The Snow-child

The Snow-child is a widespread European folktale,[1] found in many medieval tellings.[2]

It is Aarne-Thompson type 1362.[1]

Synopsis

A merchant returns home after an absence of two years to find his wife with a newborn son. She explains one snowy day she swallowed a snowflake while thinking about her husband which caused her to conceive. Pretending to believe, he raises the boy with her until he takes the boy on a trip and sells him into slavery. On his return, he explains to his wife that the boy melted in the heat.[3]

Variants

The tale appears in Medieval fabliaux,[3] and was used in school exercises of rhetoric.[2] It first appears in the 11th-century Cambridge Songs.[2] A Medieval play about the Virgin Mary has characters disbelieving her story of her pregnancy citing the tale.[2]

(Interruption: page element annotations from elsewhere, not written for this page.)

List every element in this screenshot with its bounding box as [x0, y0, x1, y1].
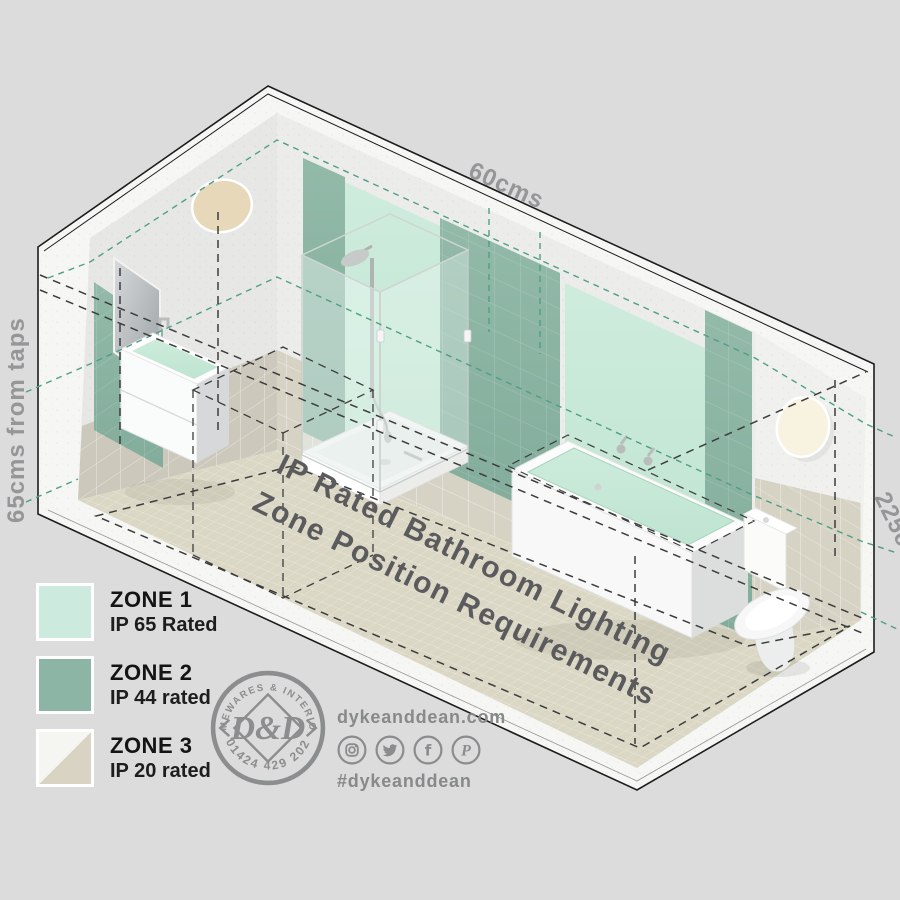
svg-text:P: P [460, 742, 471, 759]
hashtag-text: #dykeanddean [337, 771, 506, 792]
bathroom-lighting-diagram: 60cms 65cms from taps 225cms IP Rated Ba… [0, 0, 900, 900]
shower-glass-left [302, 255, 380, 492]
svg-text:f: f [425, 742, 432, 760]
brand-links: dykeanddean.com f P #dykeanddean [337, 707, 506, 792]
twitter-icon [375, 735, 405, 765]
zone3-swatch [36, 729, 94, 787]
brand-badge: HOMEWARES & INTERIORS 01424 429 202 D&D [209, 669, 327, 787]
zone3-label: ZONE 3 [110, 732, 211, 760]
badge-monogram-text: D&D [230, 710, 306, 747]
zone2-swatch [36, 656, 94, 714]
zone1-rating: IP 65 Rated [110, 613, 217, 638]
social-icons: f P [337, 735, 506, 765]
zone3-rating: IP 20 rated [110, 759, 211, 784]
facebook-icon: f [413, 735, 443, 765]
zone2-rating: IP 44 rated [110, 686, 211, 711]
pinterest-icon: P [451, 735, 481, 765]
zone1-swatch [36, 583, 94, 641]
zone1-label: ZONE 1 [110, 586, 217, 614]
instagram-icon [337, 735, 367, 765]
legend-item-zone1: ZONE 1 IP 65 Rated [36, 584, 346, 640]
website-text: dykeanddean.com [337, 707, 506, 728]
zone2-label: ZONE 2 [110, 659, 211, 687]
dimension-taps-label: 65cms from taps [3, 317, 30, 523]
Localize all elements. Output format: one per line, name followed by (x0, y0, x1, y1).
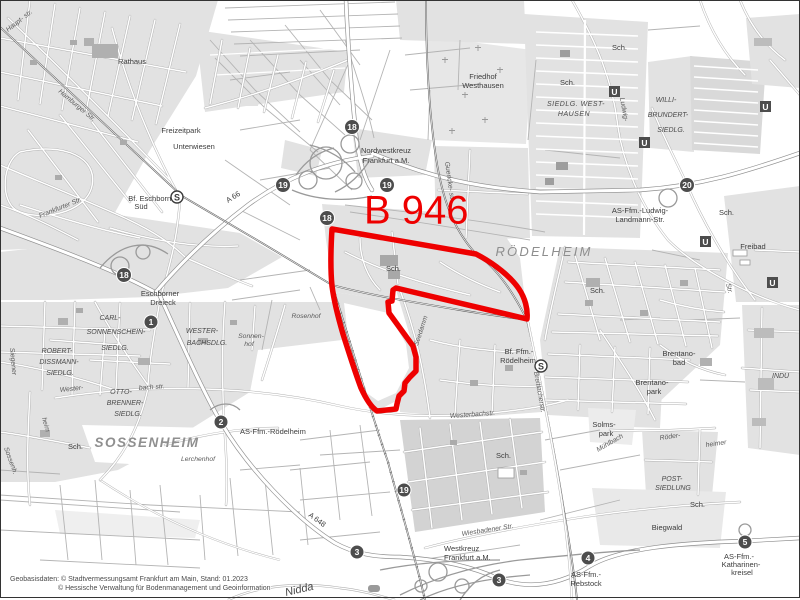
svg-text:kreisel: kreisel (731, 568, 753, 577)
svg-text:BRUNDERT-: BRUNDERT- (648, 112, 689, 119)
svg-text:Eschborner: Eschborner (141, 289, 180, 298)
svg-text:19: 19 (278, 180, 288, 190)
svg-text:© Hessische Verwaltung für Bod: © Hessische Verwaltung für Bodenmanageme… (58, 584, 271, 592)
svg-text:3: 3 (497, 575, 502, 585)
svg-text:Nordwestkreuz: Nordwestkreuz (361, 146, 411, 155)
svg-text:Dreieck: Dreieck (150, 298, 176, 307)
svg-text:SIEDLG.: SIEDLG. (114, 411, 142, 418)
svg-text:19: 19 (399, 485, 409, 495)
svg-text:WILLI-: WILLI- (656, 97, 677, 104)
svg-text:Friedhof: Friedhof (469, 72, 497, 81)
svg-text:park: park (599, 429, 614, 438)
svg-text:RÖDELHEIM: RÖDELHEIM (495, 244, 592, 259)
svg-text:U: U (769, 278, 775, 288)
svg-text:2: 2 (219, 417, 224, 427)
svg-text:Sch.: Sch. (560, 78, 575, 87)
svg-text:POST-: POST- (662, 476, 683, 483)
svg-text:Sch.: Sch. (590, 286, 605, 295)
svg-text:INDU: INDU (772, 373, 790, 380)
svg-text:5: 5 (743, 537, 748, 547)
svg-text:3: 3 (355, 547, 360, 557)
svg-text:DISSMANN-: DISSMANN- (39, 359, 79, 366)
svg-text:SIEDLUNG: SIEDLUNG (655, 485, 691, 492)
svg-text:SONNENSCHEIN-: SONNENSCHEIN- (87, 329, 146, 336)
svg-text:ROBERT-: ROBERT- (42, 348, 73, 355)
svg-text:hof: hof (244, 341, 255, 348)
svg-text:Sonnen-: Sonnen- (238, 333, 264, 340)
svg-text:Rebstock: Rebstock (570, 579, 602, 588)
svg-text:Geobasisdaten: © Stadtvermessu: Geobasisdaten: © Stadtvermessungsamt Fra… (10, 575, 248, 583)
svg-text:BRENNER-: BRENNER- (107, 400, 144, 407)
svg-text:Sch.: Sch. (68, 442, 83, 451)
svg-text:HAUSEN: HAUSEN (558, 111, 591, 118)
svg-text:Sch.: Sch. (496, 451, 511, 460)
svg-text:Sch.: Sch. (386, 264, 401, 273)
svg-text:Rödelheim: Rödelheim (500, 356, 536, 365)
svg-text:S: S (174, 193, 180, 203)
svg-text:Rosenhof: Rosenhof (291, 313, 321, 320)
svg-text:AS-Ffm.-Rödelheim: AS-Ffm.-Rödelheim (240, 427, 306, 436)
svg-text:Unterwiesen: Unterwiesen (173, 142, 215, 151)
svg-text:Westhausen: Westhausen (462, 81, 504, 90)
svg-text:Landmann-Str.: Landmann-Str. (615, 215, 664, 224)
svg-text:AS-Ffm.-Ludwig-: AS-Ffm.-Ludwig- (612, 206, 669, 215)
svg-text:park: park (647, 387, 662, 396)
svg-text:20: 20 (682, 180, 692, 190)
svg-text:Sch.: Sch. (719, 208, 734, 217)
svg-text:4: 4 (586, 553, 591, 563)
svg-text:CARL-: CARL- (99, 315, 121, 322)
svg-text:1: 1 (149, 317, 154, 327)
svg-text:U: U (702, 237, 708, 247)
svg-text:U: U (762, 102, 768, 112)
svg-text:SOSSENHEIM: SOSSENHEIM (94, 435, 199, 450)
svg-text:Frankfurt a.M.: Frankfurt a.M. (363, 156, 410, 165)
svg-text:Brentano-: Brentano- (663, 349, 696, 358)
svg-text:18: 18 (322, 213, 332, 223)
svg-text:Biegwald: Biegwald (652, 523, 682, 532)
svg-text:S: S (538, 362, 544, 372)
svg-text:18: 18 (119, 270, 129, 280)
svg-text:18: 18 (347, 122, 357, 132)
svg-text:BACHSDLG.: BACHSDLG. (187, 340, 228, 347)
svg-text:Rathaus: Rathaus (118, 57, 146, 66)
svg-text:Brentano-: Brentano- (636, 378, 669, 387)
svg-text:Westkreuz: Westkreuz (444, 544, 480, 553)
svg-text:Sch.: Sch. (612, 43, 627, 52)
svg-text:AS-Ffm.-: AS-Ffm.- (571, 570, 601, 579)
svg-text:Freizeitpark: Freizeitpark (161, 126, 200, 135)
svg-text:Süd: Süd (134, 202, 147, 211)
svg-text:SIEDLG.: SIEDLG. (657, 127, 685, 134)
svg-text:SIEDLG. WEST-: SIEDLG. WEST- (547, 101, 605, 108)
svg-text:U: U (611, 87, 617, 97)
svg-text:SIEDLG.: SIEDLG. (46, 370, 74, 377)
svg-text:Freibad: Freibad (740, 242, 765, 251)
svg-text:Sch.: Sch. (690, 500, 705, 509)
svg-text:SIEDLG.: SIEDLG. (101, 345, 129, 352)
svg-text:WESTER-: WESTER- (186, 328, 219, 335)
svg-text:Bf. Ffm.-: Bf. Ffm.- (505, 347, 534, 356)
svg-text:Lerchenhof: Lerchenhof (181, 456, 216, 463)
svg-text:Frankfurt a.M.: Frankfurt a.M. (444, 553, 491, 562)
svg-text:bad: bad (673, 358, 686, 367)
svg-text:U: U (641, 138, 647, 148)
svg-text:Solms-: Solms- (592, 420, 616, 429)
svg-text:B 946: B 946 (364, 189, 469, 233)
svg-text:OTTO-: OTTO- (110, 389, 132, 396)
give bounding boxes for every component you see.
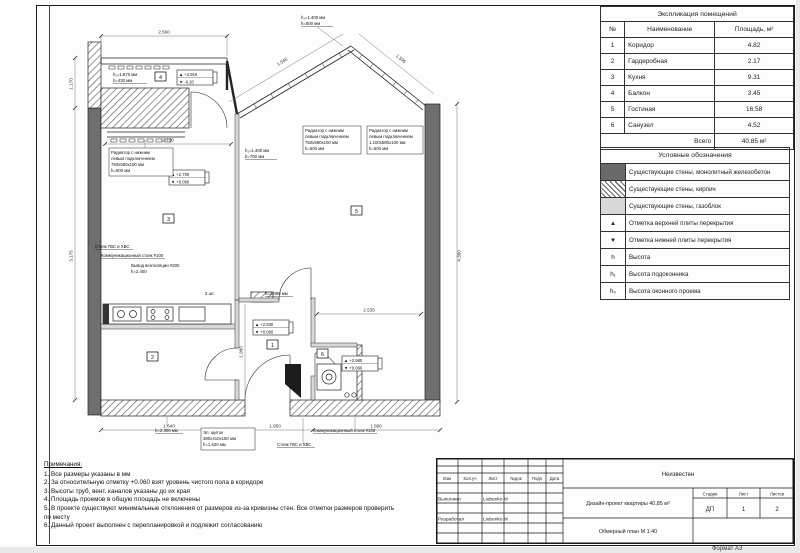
svg-text:h=2.300 мм: h=2.300 мм bbox=[155, 428, 178, 433]
notes-title: Примечания: bbox=[44, 461, 396, 470]
legend-row: h₀Высота оконного проема bbox=[601, 283, 790, 300]
elevation-mark-balcony: ▲ +2.910 ▼ -0.20 bbox=[177, 70, 217, 85]
svg-text:Стояк ГВС и ХВС: Стояк ГВС и ХВС bbox=[277, 442, 311, 447]
tb-sheet-value: 1 bbox=[742, 507, 746, 513]
svg-text:Вывод вентиляции #200: Вывод вентиляции #200 bbox=[131, 263, 180, 268]
dim-label: 3.175 bbox=[69, 250, 74, 262]
annotation-risers: Стояк ГВС и ХВС Коммуникационный стояк #… bbox=[95, 244, 293, 297]
tb-sheets-value: 2 bbox=[775, 507, 779, 513]
swatch-gasblock bbox=[601, 198, 626, 215]
triangle-up-icon: ▲ bbox=[601, 215, 626, 232]
svg-text:h=500 мм: h=500 мм bbox=[301, 21, 320, 26]
col-header-area: Площадь, м² bbox=[715, 22, 794, 38]
svg-text:Радиатор с нижним: Радиатор с нижним bbox=[111, 150, 150, 155]
tb-sheet-label: Лист bbox=[739, 492, 748, 497]
annotation-bay-radiator-right: Радиатор с нижним левым подключением 1.1… bbox=[367, 126, 423, 154]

It contrasts to Aarne-Thompson type 703*, Snow Maiden, where a child really has a magical snow-related origin.[4]

References

  1. 1 2 D. L. Ashliman, The Snow Child: folktales of type 1362
  2. 1 2 3 4 Jan M. Ziolkowski Fairy Tales from Before Fairy Tales: The Medieval Latin Past of Wonderful Lies p 42 ISBN 9780472033799
  3. 1 2 Nicolas Balachov, (1984). "Le developpement des structures narratives du fabliau a la nouvelle". in Gabriel Bianciotto, Michel Salvat. Épopée animale, fable, fabliau. Publication Univ Rouen Havre. pp. 30-32.. ISBN 978-2-13-038255-3.